Politics

Brookings Institution exaggerates Obama’s job record

Neil Munro White House Correspondent
Font Size:

The sparse job gains from President Barack Obama’s economic policies are being exaggerated by a frequently cited “jobs gap” calculator offered by the Brookings Institution.

The misleading data have been cited by Atlantic magazine, the San Francisco Chronicle, The New York Times, the Huffington Post and National Journal. The data have also been used by several progressive writers and bloggers, including Ezra Klein and Neil Irwin at the Washington Post, and columnist Fareed Zakaria.

Even The Daily Caller has used the calculator, which allows journalists and analysts to plug in monthly job-creation numbers to predict when the unemployment rate will drop to 6 percent or 4 percent — or even 3 percent.

For example, if employers keep hiring 157,000 people per month, as they did in January 2013, the calculator predicts the nation’s unemployment rate will fall to 4 percent in late 2021.

In January 2012, Klein used the calculator to declare that the December 2011 jobs report was “a good jobs report — and a good year.”

But Brookings’ calculator is misleading, because it ignores the flow of legal and illegal immigrants, which amount to roughly 60,000 workers per month. Instead, it only recognizes young Americans entering the workforce, at the rate of 88,000 per month.

If the inflow of 60,000 legal immigrants is included in the calculation, January’s rate of 157,000 jobs per month leaves the unemployment rates basically unchanged for a decade. (RELATED: Unemployment rate nudges up)

To actually get the unemployment rate down to 4 percent by late 2021 — eight years from now — employers would have to hire 217,000 people per month.

“A very large fraction of new people seeking jobs each year are legal immigrants,” said Steven Camarota, research director for the Center for Immigration Studies. In 2011, U.S. Census data showed that 67,000 immigrants joined the labor force each month, most of whom were likely legal immigrants, he told TheDC.

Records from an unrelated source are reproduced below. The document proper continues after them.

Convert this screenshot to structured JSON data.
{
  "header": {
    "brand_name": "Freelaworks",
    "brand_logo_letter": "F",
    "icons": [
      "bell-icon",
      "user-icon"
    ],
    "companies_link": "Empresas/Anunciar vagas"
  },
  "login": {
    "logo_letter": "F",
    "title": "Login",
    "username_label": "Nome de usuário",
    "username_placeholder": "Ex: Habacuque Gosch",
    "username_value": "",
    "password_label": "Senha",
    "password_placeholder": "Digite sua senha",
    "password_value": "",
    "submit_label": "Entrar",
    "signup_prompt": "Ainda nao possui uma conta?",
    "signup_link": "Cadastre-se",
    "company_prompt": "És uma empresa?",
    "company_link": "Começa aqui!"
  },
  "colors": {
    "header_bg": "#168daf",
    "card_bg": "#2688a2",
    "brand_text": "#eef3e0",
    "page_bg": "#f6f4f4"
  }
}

“Given the trajectory of job creation in the United States, and the continuing high levels of immigration, it is hard to see how we make significant progress in reducing unemployment or underemployment or even reaching all the people who have given up looking for work,” he said.

In general, immigrants win a disproportionate share of new jobs, because their informal networks help them move to business-friendly cities and states, such as Texas and Virginia. In contrast, Americans are reluctant to move away from families and friends, homes and professional contacts to place where they have few friends. (RELATED ANALYSIS: In Obama’s economy, immigrants win big)

However, other data offered by the project does include the impact of immigrants in population growth.

A state-by-state estimate of job losses since 2007, for example, shows that New York’s job-to-person ratio has declined so much that it has lost the equivalent of 623,000 jobs.

The same calculator shows Florida down 990,000 jobs, California down 1.8 million jobs and Illinois down 500,000 jobs. The states that have lost the fewest numbers of jobs per person include Texas, North Dakota, Kentucky and Virginia.

The jobs calculator is hosted by Brooking’s Hamilton Project. The project is run by Michael Greenstone, and it has an large advisory board of progressive notables, such as Robert Rubin, Penny Pritzker, Alan Blinder and Peter Orszag.

The board also includes former Republican Sen. Chuck Hagel, who is now Obama’s nominee to be the secretary of defense.

In 2010, Greenstone wrote a primer on the economic of immigration that is being cited to boost the Democrats’ controversial plan to award a conditional amnesty to 11 million illegal immigrants, and to import more workers sought by business.

“Immigrants raise average wages slightly for the United States as a whole … [by] between 0.1 and 0.6 percent for American workers,” he wrote. Simultaneously, he said, immigrants also “enhance the purchasing power of Americans by lowering prices of ‘immigrant intensive’ services like child care, gardening, and cleaning services.”

The Hamilton Project did not respond to TheDC’s request for a comment.